Hi,
I am experiencing abrupt crashes in a really simple code. Please check attached.
I am experimenting with worst case concurrent failure repeating one after other:
In every iteration, I kill odd ranks and even ranks recover from the failure. The process repeats till there is only one rank left.
The first iteration always works, but I randomly see crashes. Occasionally all 3 iterations work. There is no particular function where it crashes. valgrind shows some invalid reads / writes in mpi routines.
compile: mpicxx 128_recovery.cc -g
run: mpirun -np 8 -am ft-enable-mpi ./a.out
Logic:
1. revoke comm - MPIX_Comm_revoke (this does not make any difference)
2. while loop to get failure_ack and comm_agree to have a consistent picture across all ranks. (Is this wrong ? I saw similar code in ULFM guide)
3. get_acked to get a group of failed ranks.
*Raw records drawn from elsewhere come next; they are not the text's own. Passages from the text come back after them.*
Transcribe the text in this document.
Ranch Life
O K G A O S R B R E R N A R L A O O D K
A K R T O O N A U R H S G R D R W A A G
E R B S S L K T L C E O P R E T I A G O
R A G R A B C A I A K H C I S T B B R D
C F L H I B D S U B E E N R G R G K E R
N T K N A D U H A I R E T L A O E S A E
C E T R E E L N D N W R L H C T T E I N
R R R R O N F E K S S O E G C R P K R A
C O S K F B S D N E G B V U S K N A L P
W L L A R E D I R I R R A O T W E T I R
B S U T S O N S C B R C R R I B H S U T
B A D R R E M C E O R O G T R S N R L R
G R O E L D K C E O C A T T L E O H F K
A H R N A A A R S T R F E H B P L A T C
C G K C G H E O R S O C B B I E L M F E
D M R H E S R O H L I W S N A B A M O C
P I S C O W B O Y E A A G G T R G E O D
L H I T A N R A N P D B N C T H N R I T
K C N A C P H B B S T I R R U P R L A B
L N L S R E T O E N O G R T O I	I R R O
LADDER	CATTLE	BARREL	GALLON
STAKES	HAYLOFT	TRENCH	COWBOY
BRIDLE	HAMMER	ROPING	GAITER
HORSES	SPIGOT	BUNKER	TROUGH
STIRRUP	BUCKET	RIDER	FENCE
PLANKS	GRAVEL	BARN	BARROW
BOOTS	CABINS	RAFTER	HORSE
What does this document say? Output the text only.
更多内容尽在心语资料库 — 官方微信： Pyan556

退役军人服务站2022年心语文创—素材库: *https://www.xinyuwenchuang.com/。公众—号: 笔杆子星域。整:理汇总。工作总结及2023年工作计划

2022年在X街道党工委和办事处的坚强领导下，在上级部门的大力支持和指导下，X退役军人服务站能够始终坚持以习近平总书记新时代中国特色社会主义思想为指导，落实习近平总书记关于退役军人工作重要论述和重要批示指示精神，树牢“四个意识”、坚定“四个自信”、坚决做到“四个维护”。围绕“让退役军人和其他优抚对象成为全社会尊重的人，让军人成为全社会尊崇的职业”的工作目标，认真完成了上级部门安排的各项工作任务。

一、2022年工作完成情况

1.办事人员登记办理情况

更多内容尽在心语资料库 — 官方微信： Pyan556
4. translate ranks from group to comm
5. Shrink the comm
6. Assign new rank using MPI_Comm_split (Just to ensure that shrink does not change the sequence).
7. Call the "simulate" function again to iterate.
Actually examples show error handlers do recovery and return to the earlier code execution which got interrupted. But I am not doing that I want to restart my "timestep" in the real application after recovery and do not want to continue execution from where it got interrupted. Hence error handler calls simulate routine again and again.
Can someone please help me spotting any mistake in my code?
thanks,
Damodar.
p.s. code is really simple and small, but looks little ugly because of printf statements I added to debug.